«Rodgeur, Rodgeur, Rodgeur…» Des hourras envahissent la salle. Sur sa première balle de match, Roger Federer dégaine un ace. Après 2 heures 55 de combat, Jan-Michael Gambill dépose les armes. Dominé pour la 4e fois en 4 matches par son adversaire du jour, le golden boy de Seattle a perdu plus qu'un match. Car la Suisse obtient ainsi le point qui la qualifie pour les quarts de finale de la Coupe Davis. C'est carnaval avant l'heure à Saint-Jacques.

Phénoménal Roger Federer. Distillant un tennis de rêve tout au long du week-end, il a éliminé les Etats-Unis à lui tout seul. Secondé par un excellent Lorenzo Manta lors du double samedi (6-4, 6-2, 7-5), il a porté l'estocade dimanche en dominant Jan-Michael Gambill (7-5, 6-2, 4-6, 6-2). De un partout vendredi, c'était désormais trois à un pour la Suisse. A l'heure du bilan, ses adversaires n'en revenaient pas. «Je ne peux pas avoir de regrets, lâchait Gambill. Roger était simplement meilleur. Il a un potentiel énorme. Son jeu me fait parfois penser à celui de Pete Sampras…» Sampras, le modèle. «Quand j'étais plus jeune, c'était mon idole, confiait le Bâlois. Mais pour espérer lui ressembler, je dois continuer ma progression…»

Il y a peu, on doutait de la capacité de Roger Federer à gagner successivement trois matches de Coupe Davis. Sa démonstration lors des deux premières journées a inversé la tendance. Ainsi, dimanche matin, le sort de Jan-Michael Gambill semblait scellé. «Victoire en trois ou en quatre sets?», rigolait-on dans les couloirs de la halle Saint-Jacques. Encore hypothétique, le duel contre la France (lire ci-contre) occupait déjà toutes les discussions. Certains se demandaient si Arnaud Boetsch, Français de cœur, serait malgré tout au micro de la TSR au côté de Pierre-Alain Dupuis. D'autres pestaient sur les dimensions réduites de la patinoire du Littoral de Neuchâtel, théâtre désigné d'un éventuel quart de finale.

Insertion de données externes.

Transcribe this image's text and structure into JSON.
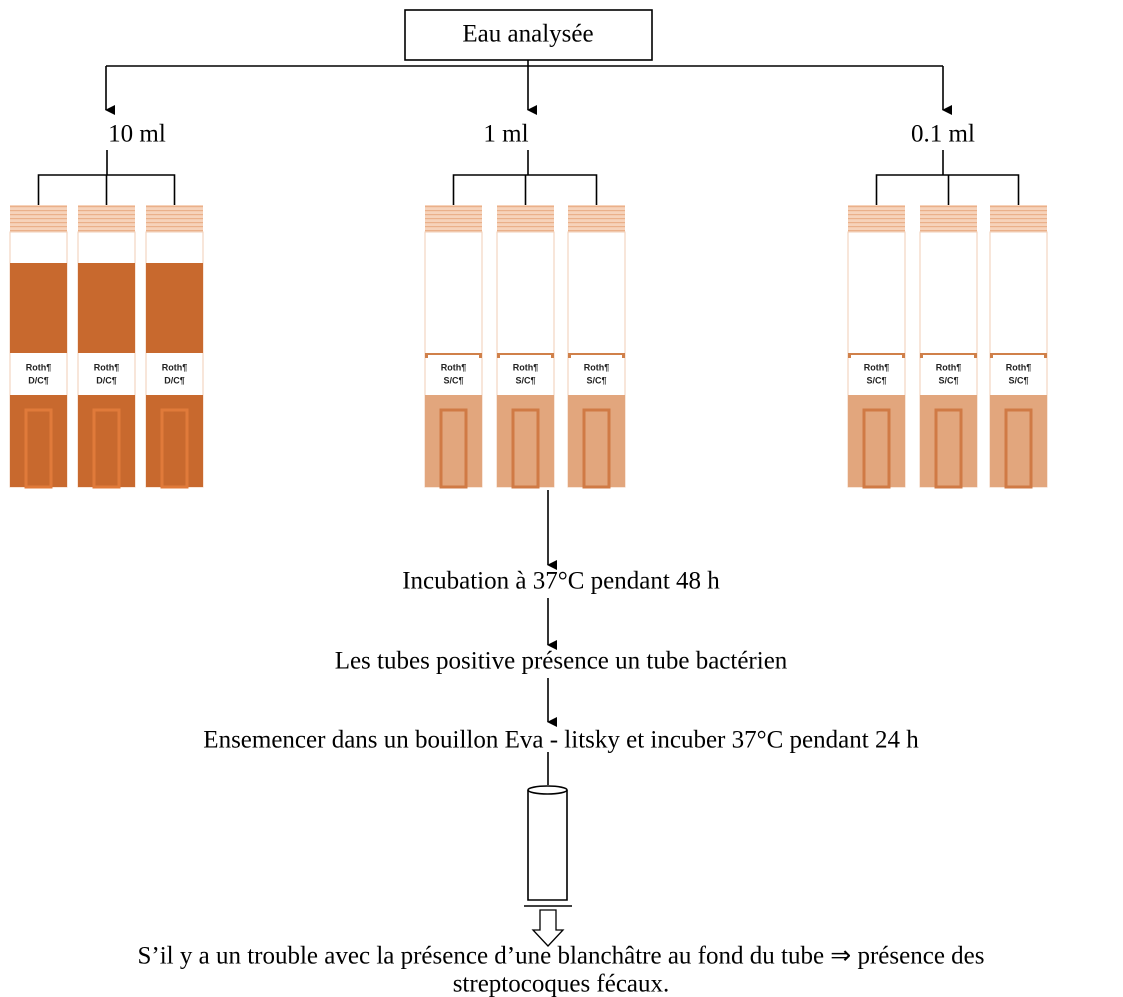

Le talent de Roger Federer n'expliquait pas à lui seul cet optimisme béat. La performance quelconque de l'équipe américaine de double, samedi, avait convaincu les derniers sceptiques. Au côté d'un Justin Gimelstob (no 96) plus comique qu'efficace, Jan-Michael Gambill n'avait pas fait grande impression. La qualité de sa relance – sur le service de Roger Federer notamment – était particulièrement visée. «J'ai joué bien en dessous de mon niveau. Demain est un autre jour», avertissait le numéro un américain à l'issue de la partie.

Jan-Michael Gambill a tenu promesse. Agressif, constant dans ses services comme dans ses retours, il a posé de gros problèmes à Roger Federer dimanche. Dans le premier set, le Bâlois a dû sauver 3 balles de set sur sa mise en jeu. Avant de prendre le service de son adversaire dans le 10e jeu pour conclure. «Sur ma première balle de set, Roger a réussi un lob venu d'ailleurs, commentait l'Américain. C'est décourageant.»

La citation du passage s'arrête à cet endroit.